The results show quite plainly the danger of trying to distribute load using any method that could directly expose
the patterns in your data.
$ python hashing.py
alpha
server0 35285 0.36
server1 22674 0.23
server2 29097 0.29
server3 12115 0.12
hash
server0 24768 0.25
server1 25004 0.25
server2 24713 0.25
server3 24686 0.25
md5
server0 24777 0.25
server1 24820 0.25
server2 24717 0.25
server3 24857 0.25
You can see that distributing load by first letters, where each of the four bins has a roughly equal number of
letters assigned to it, results in server 0 getting more than three times the load of server 3, even though it was assigned
only six letters instead of seven letters!
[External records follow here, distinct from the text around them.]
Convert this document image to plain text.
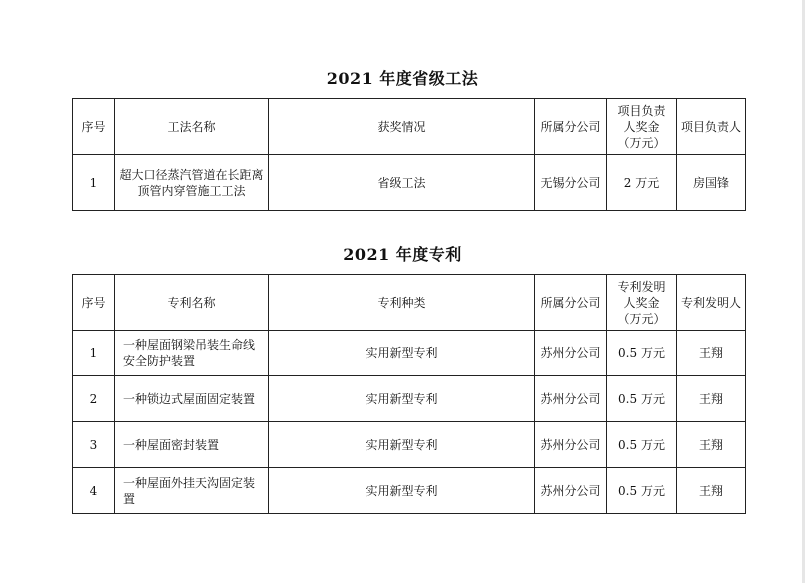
2021 年度省级工法
序号	工法名称	获奖情况	所属分公司	项目负责人奖金（万元）	项目负责人
1	超大口径蒸汽管道在长距离顶管内穿管施工工法	省级工法	无锡分公司	2 万元	房国锋
2021 年度专利
序号	专利名称	专利种类	所属分公司	专利发明人奖金（万元）	专利发明人
1	一种屋面钢梁吊装生命线安全防护装置	实用新型专利	苏州分公司	0.5 万元	王翔
2	一种锁边式屋面固定装置	实用新型专利	苏州分公司	0.5 万元	王翔
3	一种屋面密封装置	实用新型专利	苏州分公司	0.5 万元	王翔
4	一种屋面外挂天沟固定装置	实用新型专利	苏州分公司	0.5 万元	王翔
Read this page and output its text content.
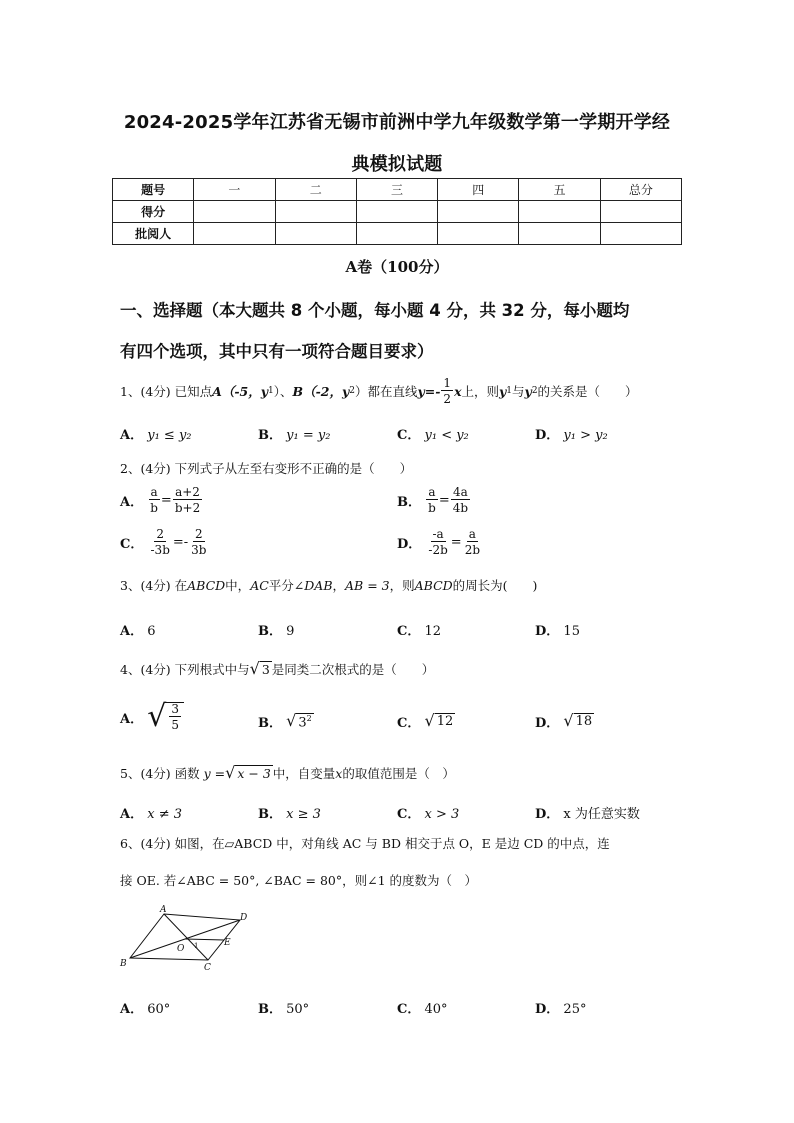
2024-2025学年江苏省无锡市前洲中学九年级数学第一学期开学经
典模拟试题
题号	一	二	三	四	五	总分
得分						
批阅人						
A卷（100分）
一、选择题（本大题共 8 个小题，每小题 4 分，共 32 分，每小题均
有四个选项，其中只有一项符合题目要求）
1、(4分) 已知点 A（-5，y 1 ）、 B（-2，y 2 ） 都在直线 $y=- \frac{1}{2}$ x 上，则 y 1 与 y 2 的关系是（　　）
A． y₁ ≤ y₂	B． y₁ = y₂	C． y₁ < y₂	D． y₁ > y₂
2、(4分) 下列式子从左至右变形不正确的是（　　）
A．
$\frac{a}{b} = \frac{a+2}{b+2}$	B．
$\frac{a}{b} = \frac{4a}{4b}$
C．
$\frac{2}{-3b} =- \frac{2}{3b}$	D．
$\frac{-a}{-2b} = \frac{a}{2b}$
3、(4分) 在ABCD中，AC平分∠DAB，AB = 3，则ABCD的周长为(　　)
A． 6	B． 9	C． 12	D． 15
4、(4分) 下列根式中与 √ 3 是同类二次根式的是（　　）
A．
√ $\frac{3}{5}$	B．
√ $3^2$	C．
√ 12	D．
√ 18
5、(4分) 函数
y = √ x − 3 中，自变量 x 的取值范围是（　）
A． x ≠ 3	B． x ≥ 3	C． x > 3	D． x 为任意实数
6、(4分) 如图，在▱ABCD 中，对角线 AC 与 BD 相交于点 O，E 是边 CD 的中点，连
接 OE. 若∠ABC = 50°, ∠BAC = 80°，则∠1 的度数为（　）
A
D
B	C
O
E
1
A． 60°	B． 50°	C． 40°	D． 25°
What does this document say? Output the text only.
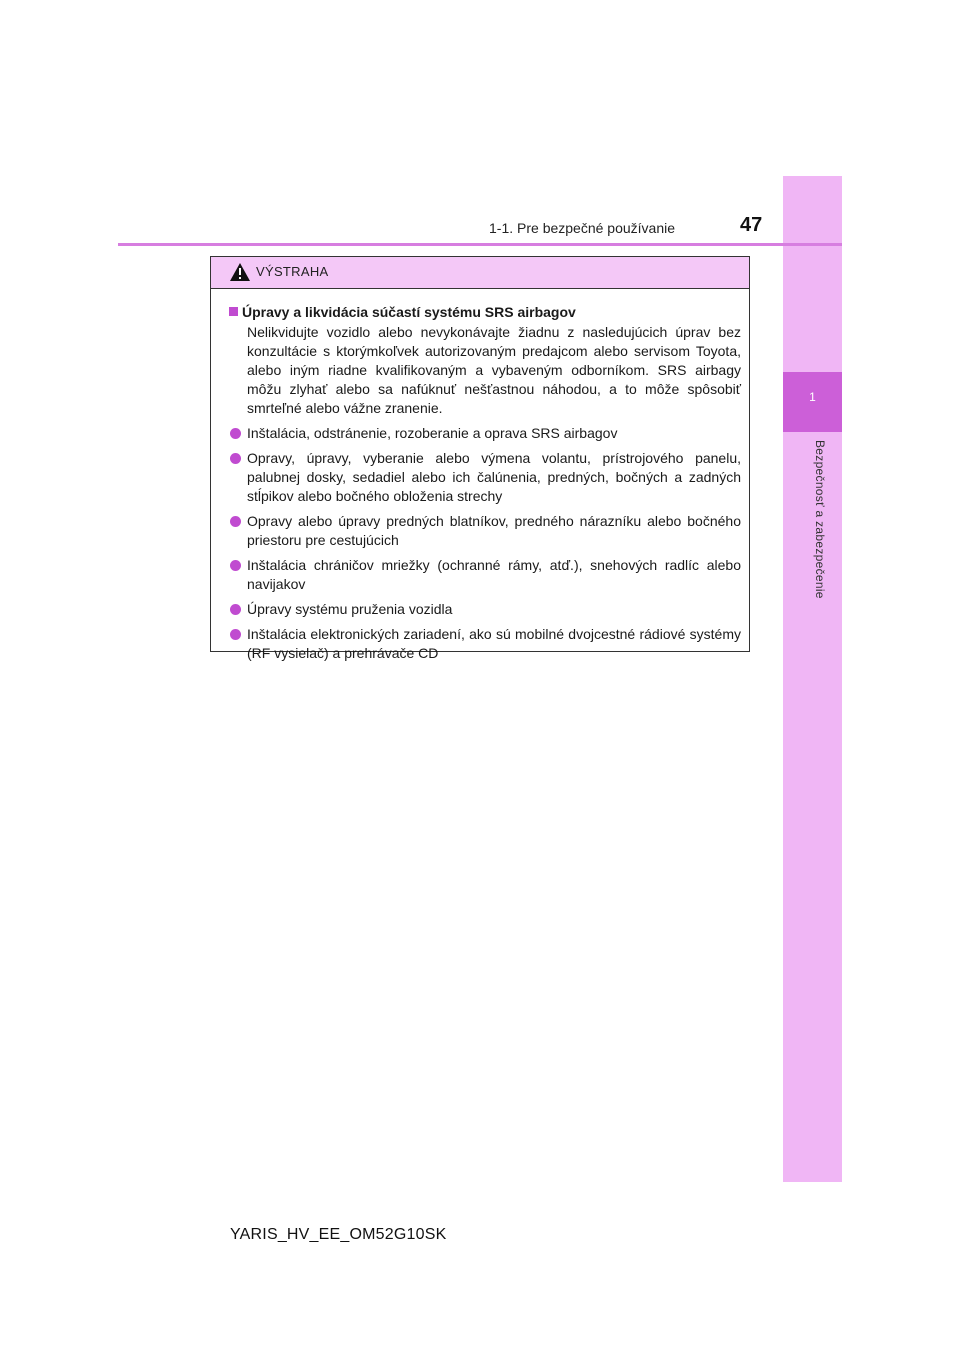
1
Bezpečnosť a zabezpečenie
1-1. Pre bezpečné používanie	47
VÝSTRAHA
Úpravy a likvidácia súčastí systému SRS airbagov

Nelikvidujte vozidlo alebo nevykonávajte žiadnu z nasledujúcich úprav bez konzultácie s ktorýmkoľvek autorizovaným predajcom alebo servisom Toyota, alebo iným riadne kvalifikovaným a vybaveným odborníkom. SRS airbagy môžu zlyhať alebo sa nafúknuť nešťastnou náhodou, a to môže spôsobiť smrteľné alebo vážne zranenie.

Inštalácia, odstránenie, rozoberanie a oprava SRS airbagov
Opravy, úpravy, vyberanie alebo výmena volantu, prístrojového panelu, palubnej dosky, sedadiel alebo ich čalúnenia, predných, bočných a zadných stĺpikov alebo bočného obloženia strechy
Opravy alebo úpravy predných blatníkov, predného nárazníku alebo bočného priestoru pre cestujúcich
Inštalácia chráničov mriežky (ochranné rámy, atď.), snehových radlíc alebo navijakov
Úpravy systému pruženia vozidla
Inštalácia elektronických zariadení, ako sú mobilné dvojcestné rádiové systémy (RF vysielač) a prehrávače CD
YARIS_HV_EE_OM52G10SK
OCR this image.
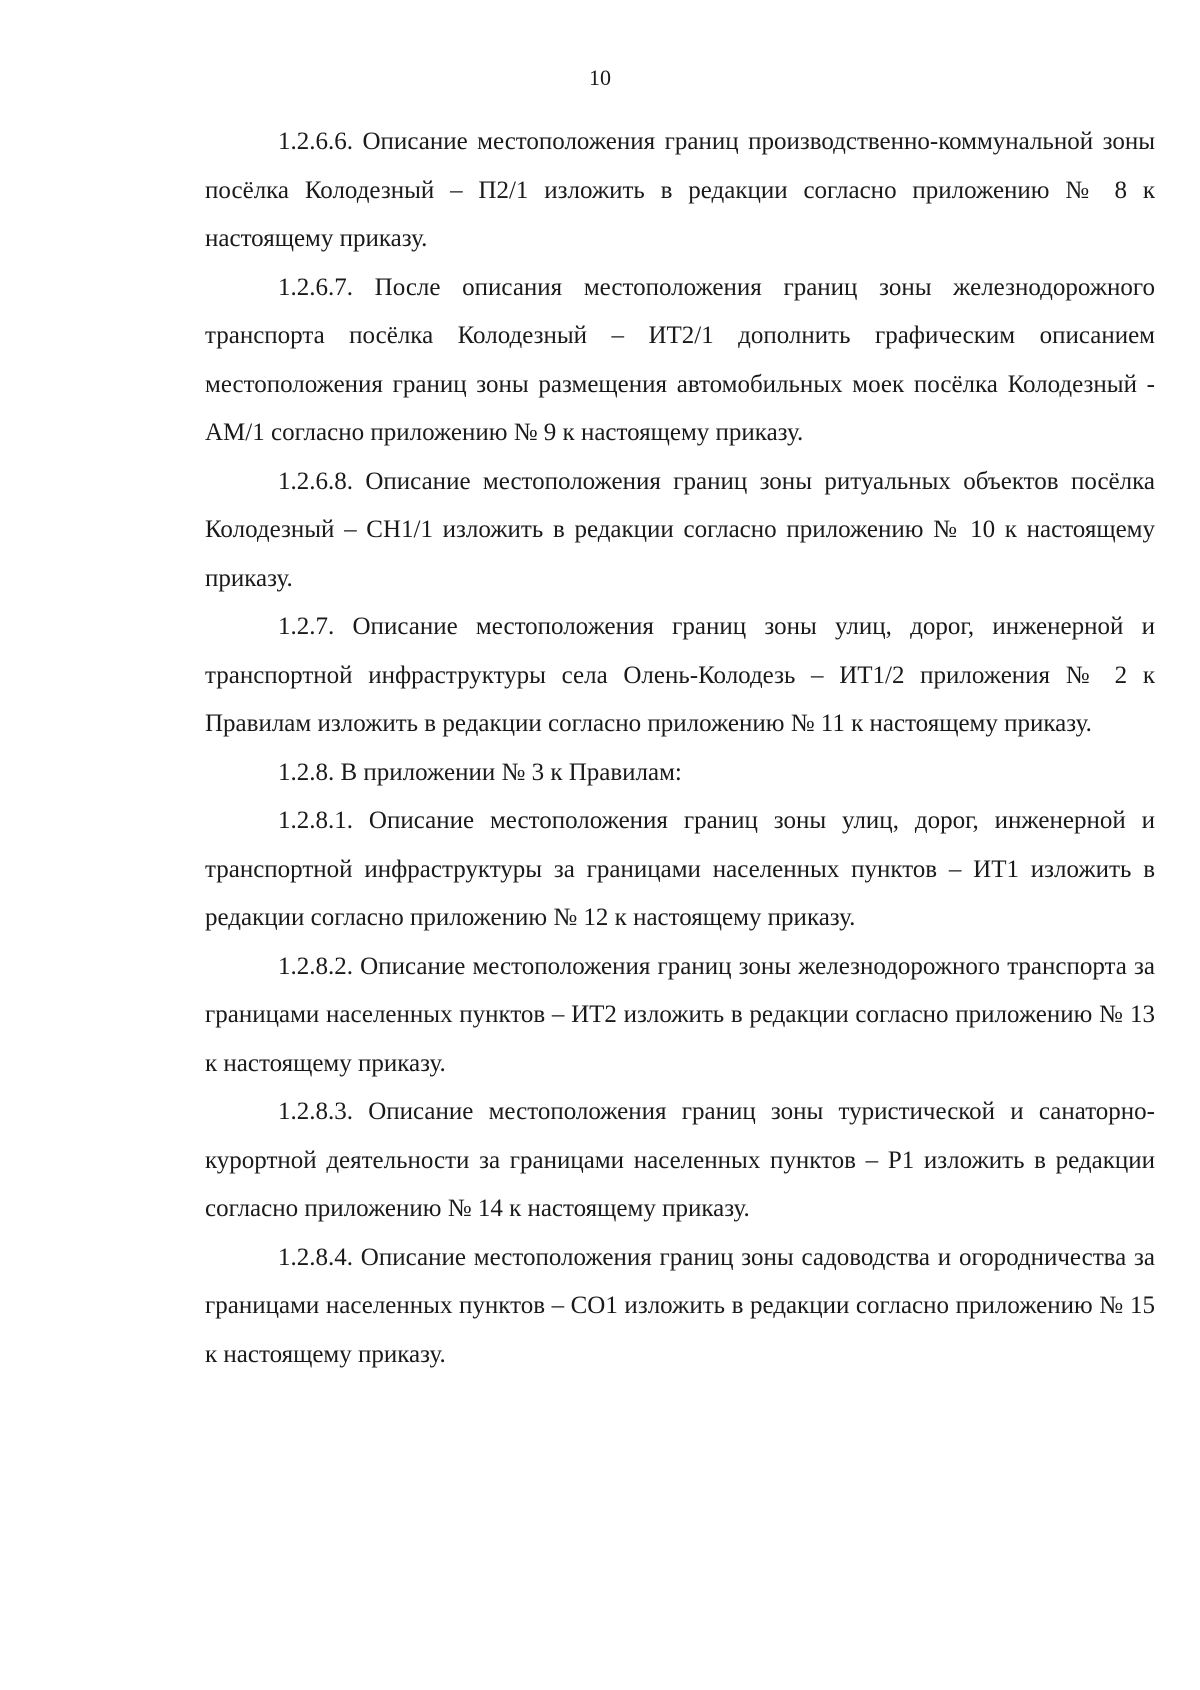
10

1.2.6.6. Описание местоположения границ производственно-коммунальной зоны посёлка Колодезный – П2/1 изложить в редакции согласно приложению № 8 к настоящему приказу.

1.2.6.7. После описания местоположения границ зоны железнодорожного транспорта посёлка Колодезный – ИТ2/1 дополнить графическим описанием местоположения границ зоны размещения автомобильных моек посёлка Колодезный - АМ/1 согласно приложению № 9 к настоящему приказу.

1.2.6.8. Описание местоположения границ зоны ритуальных объектов посёлка Колодезный – СН1/1 изложить в редакции согласно приложению № 10 к настоящему приказу.

1.2.7. Описание местоположения границ зоны улиц, дорог, инженерной и транспортной инфраструктуры села Олень-Колодезь – ИТ1/2 приложения № 2 к Правилам изложить в редакции согласно приложению № 11 к настоящему приказу.

1.2.8. В приложении № 3 к Правилам:

1.2.8.1. Описание местоположения границ зоны улиц, дорог, инженерной и транспортной инфраструктуры за границами населенных пунктов – ИТ1 изложить в редакции согласно приложению № 12 к настоящему приказу.

1.2.8.2. Описание местоположения границ зоны железнодорожного транспорта за границами населенных пунктов – ИТ2 изложить в редакции согласно приложению № 13 к настоящему приказу.

1.2.8.3. Описание местоположения границ зоны туристической и санаторно-курортной деятельности за границами населенных пунктов – Р1 изложить в редакции согласно приложению № 14 к настоящему приказу.

1.2.8.4. Описание местоположения границ зоны садоводства и огородничества за границами населенных пунктов – СО1 изложить в редакции согласно приложению № 15 к настоящему приказу.
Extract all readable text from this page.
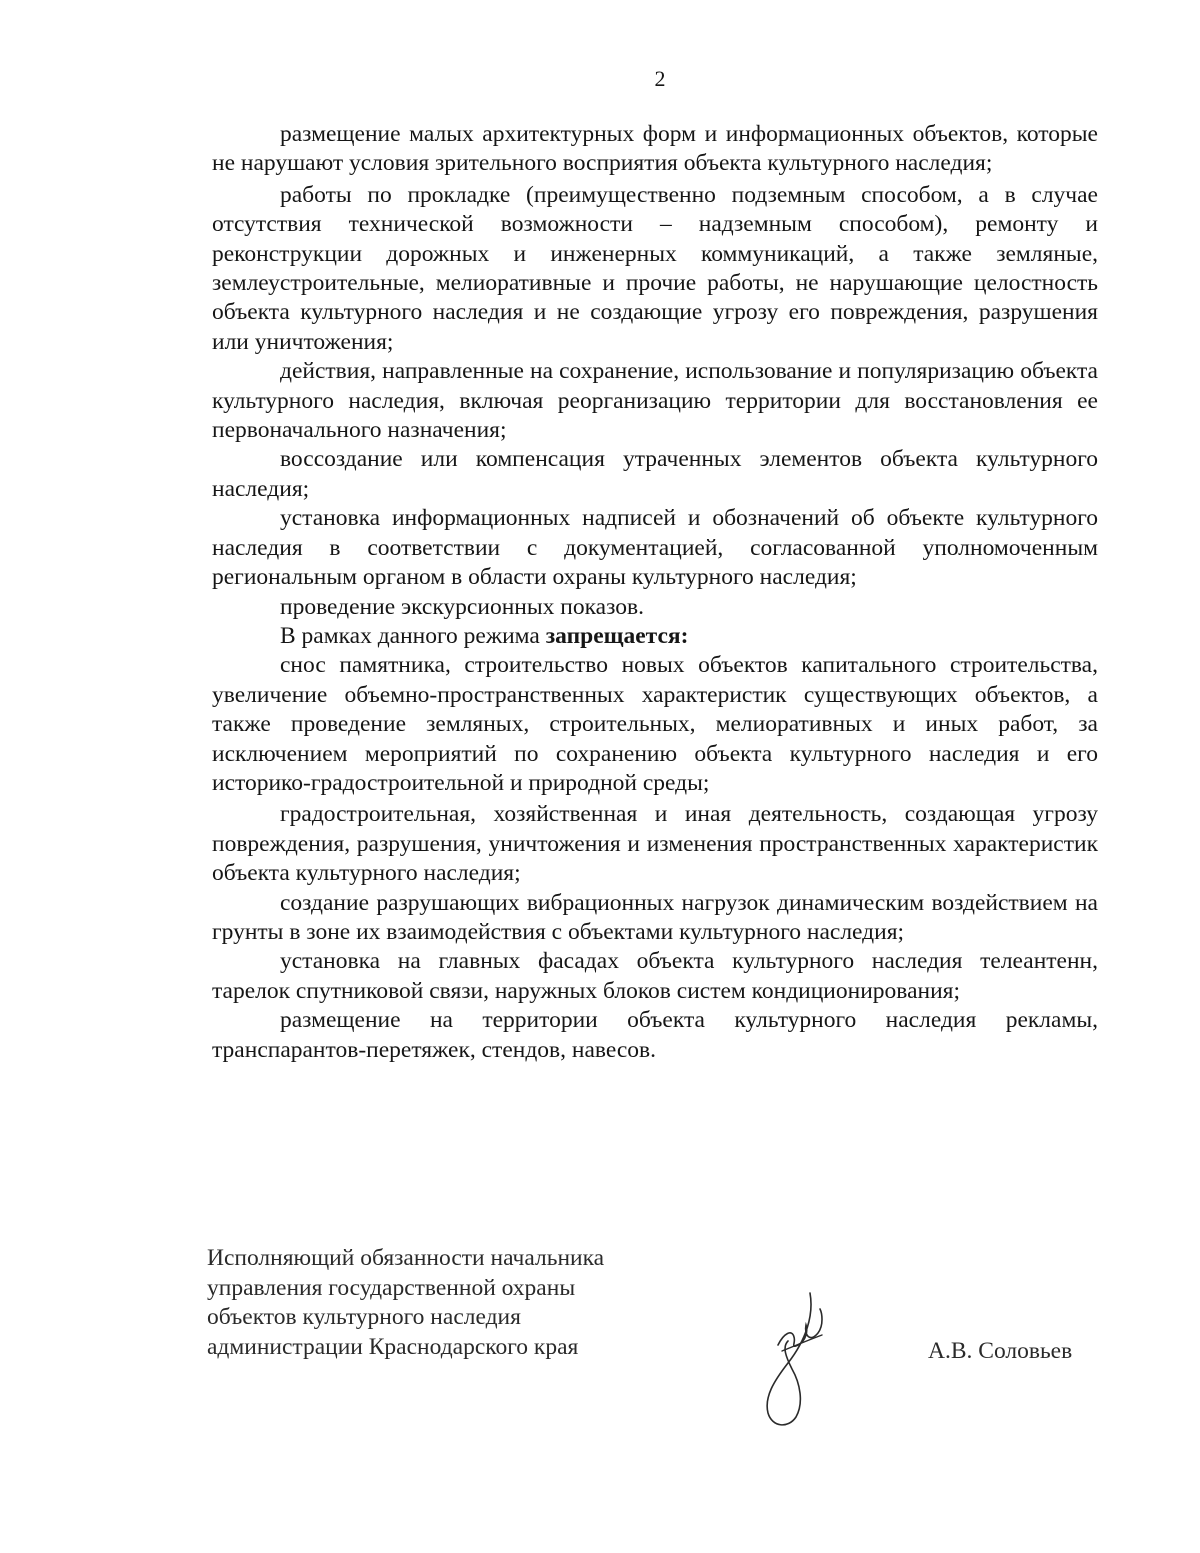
2

размещение малых архитектурных форм и информационных объектов, которые не нарушают условия зрительного восприятия объекта культурного наследия;

работы по прокладке (преимущественно подземным способом, а в случае отсутствия технической возможности – надземным способом), ремонту и реконструкции дорожных и инженерных коммуникаций, а также земляные, землеустроительные, мелиоративные и прочие работы, не нарушающие целостность объекта культурного наследия и не создающие угрозу его повреждения, разрушения или уничтожения;

действия, направленные на сохранение, использование и популяризацию объекта культурного наследия, включая реорганизацию территории для восстановления ее первоначального назначения;

воссоздание или компенсация утраченных элементов объекта культурного наследия;

установка информационных надписей и обозначений об объекте культурного наследия в соответствии с документацией, согласованной уполномоченным региональным органом в области охраны культурного наследия;

проведение экскурсионных показов.

В рамках данного режима запрещается:

снос памятника, строительство новых объектов капитального строительства, увеличение объемно-пространственных характеристик существующих объектов, а также проведение земляных, строительных, мелиоративных и иных работ, за исключением мероприятий по сохранению объекта культурного наследия и его историко-градостроительной и природной среды;

градостроительная, хозяйственная и иная деятельность, создающая угрозу повреждения, разрушения, уничтожения и изменения пространственных характеристик объекта культурного наследия;

создание разрушающих вибрационных нагрузок динамическим воздействием на грунты в зоне их взаимодействия с объектами культурного наследия;

установка на главных фасадах объекта культурного наследия телеантенн, тарелок спутниковой связи, наружных блоков систем кондиционирования;

размещение на территории объекта культурного наследия рекламы, транспарантов-перетяжек, стендов, навесов.

Исполняющий обязанности начальника
управления государственной охраны
объектов культурного наследия
администрации Краснодарского края	А.В. Соловьев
The hash routines, however, both performed like champions. Despite all of the
strong patterns that characterize not only the first letters but also the entire structure and endings of English words,
the hash functions scattered the words evenly across these four fictional servers.
Though many data sets are not as skewed as the letter distributions of English words, sharded databases like
Memcached always have to contend with the appearance of patterns in their input data.
Listing 8-1, for example, was not unusual in its use of keys that always began with a common prefix and that
were followed by characters from a restricted alphabet: the decimal digits. These kinds of obvious patterns are why
sharding should always be performed through a hash function.
Of course, this is an implementation detail that you can often ignore when you use a database system like
Memcached whose client libraries support sharding internally. But if you ever need to design a service of your own
that automatically assigns work or data to nodes in a cluster in a way that needs to be reproducible between several
clients of the same data store, then you will find the same technique useful in your own code.
Message Queues
Message queue protocols let you send reliable chunks of data that the protocols call messages instead of datagrams
since, as you saw in Chapter 2, the idea of a datagram is specific to unreliable services where data can be lost,
duplicated, or reordered by the underlying network. Typically, a message queue promises to transmit messages
reliably and to deliver them atomically: a message either arrives whole and intact, or it does not arrive at all. Framing
is performed by the message queue protocol itself. Your clients using the message queue never have to loop and keep
calling something like recv() until a whole message has arrived.